Irwin’s 45th and last victory on PGA Tour Champions came in early 2007 at age 61, when he prevailed by five at the season-opening MasterCard Championship at Hualalai after a second-round 62. It was his ninth victory in Hawaii, with eight of those coming on the senior circuit.

Two-time U.S. Senior Open champion Kenny Perry, last year in an event leading up to that championship at The Broadmoor had this to say about Irwin, who at the time was approaching 73 years old:

“Hale Irwin, he’s a freak. It’s unreal how incredible that man is. He’s 70-something years old and still beats his age every time he goes and tees it up.”

Indeed, as of the end of August, Irwin had shot or bettered his age a record 42 times in PGA Tour Champions action.

All told, between the PGA Tour and PGA Tour Champions, Irwin has competed in a remarkable 1,138 tournaments over his career — as of the end of August.

“Being able to be as competitive as he was for as long as he was is pretty astounding — and to be able to play the level of golf that he played from 1967 winning the NCAA title to beyond his last Champions Tour win at age 61 …,” son Steve said. “The longevity of the career is pretty astounding, in my opinion.
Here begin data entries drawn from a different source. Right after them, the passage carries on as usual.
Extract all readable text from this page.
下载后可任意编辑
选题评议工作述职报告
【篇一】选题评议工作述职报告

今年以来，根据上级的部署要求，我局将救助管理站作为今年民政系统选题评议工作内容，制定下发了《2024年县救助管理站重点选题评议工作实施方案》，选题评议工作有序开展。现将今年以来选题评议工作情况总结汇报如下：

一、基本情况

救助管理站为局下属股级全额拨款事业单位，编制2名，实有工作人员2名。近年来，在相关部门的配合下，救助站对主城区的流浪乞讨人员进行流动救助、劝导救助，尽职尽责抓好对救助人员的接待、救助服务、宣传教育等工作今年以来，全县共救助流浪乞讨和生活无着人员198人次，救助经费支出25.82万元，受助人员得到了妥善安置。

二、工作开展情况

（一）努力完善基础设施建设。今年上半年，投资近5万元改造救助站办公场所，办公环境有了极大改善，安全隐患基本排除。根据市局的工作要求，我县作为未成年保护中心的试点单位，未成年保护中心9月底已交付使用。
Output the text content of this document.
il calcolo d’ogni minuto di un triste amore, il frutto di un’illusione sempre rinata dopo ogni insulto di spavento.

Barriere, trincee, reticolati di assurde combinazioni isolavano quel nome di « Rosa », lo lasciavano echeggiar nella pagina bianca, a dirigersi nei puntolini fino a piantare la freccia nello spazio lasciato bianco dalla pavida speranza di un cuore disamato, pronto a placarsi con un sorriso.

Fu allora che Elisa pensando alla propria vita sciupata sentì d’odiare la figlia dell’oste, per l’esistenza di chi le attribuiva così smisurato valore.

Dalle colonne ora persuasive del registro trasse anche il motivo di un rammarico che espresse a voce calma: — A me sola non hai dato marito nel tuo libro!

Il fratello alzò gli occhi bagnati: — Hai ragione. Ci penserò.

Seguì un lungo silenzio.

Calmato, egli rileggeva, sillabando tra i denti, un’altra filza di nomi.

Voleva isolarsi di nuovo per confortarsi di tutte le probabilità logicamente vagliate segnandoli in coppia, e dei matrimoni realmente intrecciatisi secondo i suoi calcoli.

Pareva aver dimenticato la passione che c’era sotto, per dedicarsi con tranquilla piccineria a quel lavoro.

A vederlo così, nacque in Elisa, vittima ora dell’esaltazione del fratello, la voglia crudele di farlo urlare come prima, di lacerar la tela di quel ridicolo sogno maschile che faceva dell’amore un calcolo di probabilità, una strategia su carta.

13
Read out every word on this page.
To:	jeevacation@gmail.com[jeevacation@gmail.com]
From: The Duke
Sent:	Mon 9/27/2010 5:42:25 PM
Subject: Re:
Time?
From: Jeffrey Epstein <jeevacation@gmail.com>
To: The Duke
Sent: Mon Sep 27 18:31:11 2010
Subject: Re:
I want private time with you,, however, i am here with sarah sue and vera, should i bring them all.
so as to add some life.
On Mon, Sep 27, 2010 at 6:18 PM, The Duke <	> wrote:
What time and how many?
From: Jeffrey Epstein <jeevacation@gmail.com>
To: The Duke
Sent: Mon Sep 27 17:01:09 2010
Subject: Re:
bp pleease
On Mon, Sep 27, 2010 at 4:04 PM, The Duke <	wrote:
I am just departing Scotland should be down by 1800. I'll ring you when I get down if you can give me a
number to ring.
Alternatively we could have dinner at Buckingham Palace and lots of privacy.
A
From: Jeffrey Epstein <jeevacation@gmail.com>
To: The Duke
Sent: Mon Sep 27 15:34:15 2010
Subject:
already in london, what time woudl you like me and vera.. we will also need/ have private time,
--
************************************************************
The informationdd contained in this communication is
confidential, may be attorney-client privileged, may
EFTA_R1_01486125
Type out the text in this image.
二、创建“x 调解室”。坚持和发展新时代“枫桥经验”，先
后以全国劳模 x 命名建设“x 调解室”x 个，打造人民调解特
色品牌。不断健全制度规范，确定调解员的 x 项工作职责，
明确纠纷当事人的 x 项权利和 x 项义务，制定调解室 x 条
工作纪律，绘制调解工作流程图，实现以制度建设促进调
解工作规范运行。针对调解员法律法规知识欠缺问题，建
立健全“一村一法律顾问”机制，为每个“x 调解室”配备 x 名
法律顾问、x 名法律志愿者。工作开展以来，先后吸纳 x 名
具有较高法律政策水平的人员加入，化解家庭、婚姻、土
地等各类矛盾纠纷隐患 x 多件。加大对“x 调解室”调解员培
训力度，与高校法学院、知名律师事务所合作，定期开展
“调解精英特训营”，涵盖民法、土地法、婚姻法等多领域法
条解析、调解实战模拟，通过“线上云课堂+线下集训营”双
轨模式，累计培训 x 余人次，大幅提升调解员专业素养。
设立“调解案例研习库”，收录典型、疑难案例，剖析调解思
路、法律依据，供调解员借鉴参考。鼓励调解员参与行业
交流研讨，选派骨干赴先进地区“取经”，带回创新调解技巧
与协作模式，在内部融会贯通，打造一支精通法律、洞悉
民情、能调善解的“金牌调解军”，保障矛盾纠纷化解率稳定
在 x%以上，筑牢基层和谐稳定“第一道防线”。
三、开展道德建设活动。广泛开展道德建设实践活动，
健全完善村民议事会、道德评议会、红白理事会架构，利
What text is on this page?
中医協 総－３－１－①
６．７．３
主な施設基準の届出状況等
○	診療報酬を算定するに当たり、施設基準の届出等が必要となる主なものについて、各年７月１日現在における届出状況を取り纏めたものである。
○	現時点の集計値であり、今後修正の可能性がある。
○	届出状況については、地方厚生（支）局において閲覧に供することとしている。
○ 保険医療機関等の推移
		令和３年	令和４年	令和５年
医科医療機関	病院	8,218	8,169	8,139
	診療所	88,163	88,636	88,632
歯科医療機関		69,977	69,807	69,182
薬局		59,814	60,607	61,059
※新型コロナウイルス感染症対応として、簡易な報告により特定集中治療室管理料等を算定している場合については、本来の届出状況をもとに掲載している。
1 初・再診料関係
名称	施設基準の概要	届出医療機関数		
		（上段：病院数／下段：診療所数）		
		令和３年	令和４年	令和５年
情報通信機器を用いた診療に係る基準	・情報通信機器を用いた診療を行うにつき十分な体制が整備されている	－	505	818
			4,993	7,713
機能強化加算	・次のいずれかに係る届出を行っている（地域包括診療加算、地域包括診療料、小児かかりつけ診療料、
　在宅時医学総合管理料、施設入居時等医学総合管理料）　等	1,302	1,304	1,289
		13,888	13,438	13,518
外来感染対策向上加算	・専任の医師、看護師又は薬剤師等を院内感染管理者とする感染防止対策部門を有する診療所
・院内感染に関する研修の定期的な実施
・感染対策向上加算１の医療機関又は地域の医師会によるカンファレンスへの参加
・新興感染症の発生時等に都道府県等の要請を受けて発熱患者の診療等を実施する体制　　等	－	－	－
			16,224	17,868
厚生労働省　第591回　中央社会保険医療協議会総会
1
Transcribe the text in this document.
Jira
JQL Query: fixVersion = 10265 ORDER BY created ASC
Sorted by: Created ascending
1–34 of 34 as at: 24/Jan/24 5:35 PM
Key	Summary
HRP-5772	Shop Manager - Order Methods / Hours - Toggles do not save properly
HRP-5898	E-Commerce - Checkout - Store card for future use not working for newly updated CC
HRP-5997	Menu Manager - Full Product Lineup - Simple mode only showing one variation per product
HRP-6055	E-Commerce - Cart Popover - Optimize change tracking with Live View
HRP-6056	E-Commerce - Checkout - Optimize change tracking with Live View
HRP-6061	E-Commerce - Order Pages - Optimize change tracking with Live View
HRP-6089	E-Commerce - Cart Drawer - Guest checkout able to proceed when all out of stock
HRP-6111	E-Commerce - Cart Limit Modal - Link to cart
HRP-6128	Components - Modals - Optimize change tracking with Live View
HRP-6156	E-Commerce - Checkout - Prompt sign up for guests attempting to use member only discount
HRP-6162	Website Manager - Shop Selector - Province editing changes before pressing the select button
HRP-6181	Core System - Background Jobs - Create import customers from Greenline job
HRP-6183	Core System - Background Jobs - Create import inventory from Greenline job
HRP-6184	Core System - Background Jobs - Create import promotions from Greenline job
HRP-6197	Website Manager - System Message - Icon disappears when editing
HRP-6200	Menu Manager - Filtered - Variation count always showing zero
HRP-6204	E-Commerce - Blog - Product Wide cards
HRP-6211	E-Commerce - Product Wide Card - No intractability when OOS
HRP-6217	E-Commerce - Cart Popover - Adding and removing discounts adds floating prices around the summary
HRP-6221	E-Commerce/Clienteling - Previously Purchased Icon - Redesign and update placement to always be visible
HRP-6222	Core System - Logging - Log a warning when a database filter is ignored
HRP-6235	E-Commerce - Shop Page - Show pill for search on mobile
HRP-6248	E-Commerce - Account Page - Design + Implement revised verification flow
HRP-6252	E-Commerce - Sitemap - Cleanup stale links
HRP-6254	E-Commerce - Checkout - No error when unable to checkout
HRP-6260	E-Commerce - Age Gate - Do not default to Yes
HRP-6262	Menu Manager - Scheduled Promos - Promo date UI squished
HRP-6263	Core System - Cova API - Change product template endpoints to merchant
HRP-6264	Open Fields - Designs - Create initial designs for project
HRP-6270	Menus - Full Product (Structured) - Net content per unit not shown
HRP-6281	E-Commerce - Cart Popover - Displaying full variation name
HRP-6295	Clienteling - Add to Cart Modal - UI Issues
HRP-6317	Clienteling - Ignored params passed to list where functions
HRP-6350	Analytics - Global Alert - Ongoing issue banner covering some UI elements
To play on as many Ryder Cup teams as he did and consistently be one of the top players on Tour for as long as he was, I think is pretty impressive.

“If you try to put him in today’s terms, he’d be considered one of the best — a Dustin Johnson-level type of a player.”

 Indeed, though it’s difficult to compare different generations, it’s not a stretch to put Irwin among the top 35 golfers of all time, which is heady company indeed.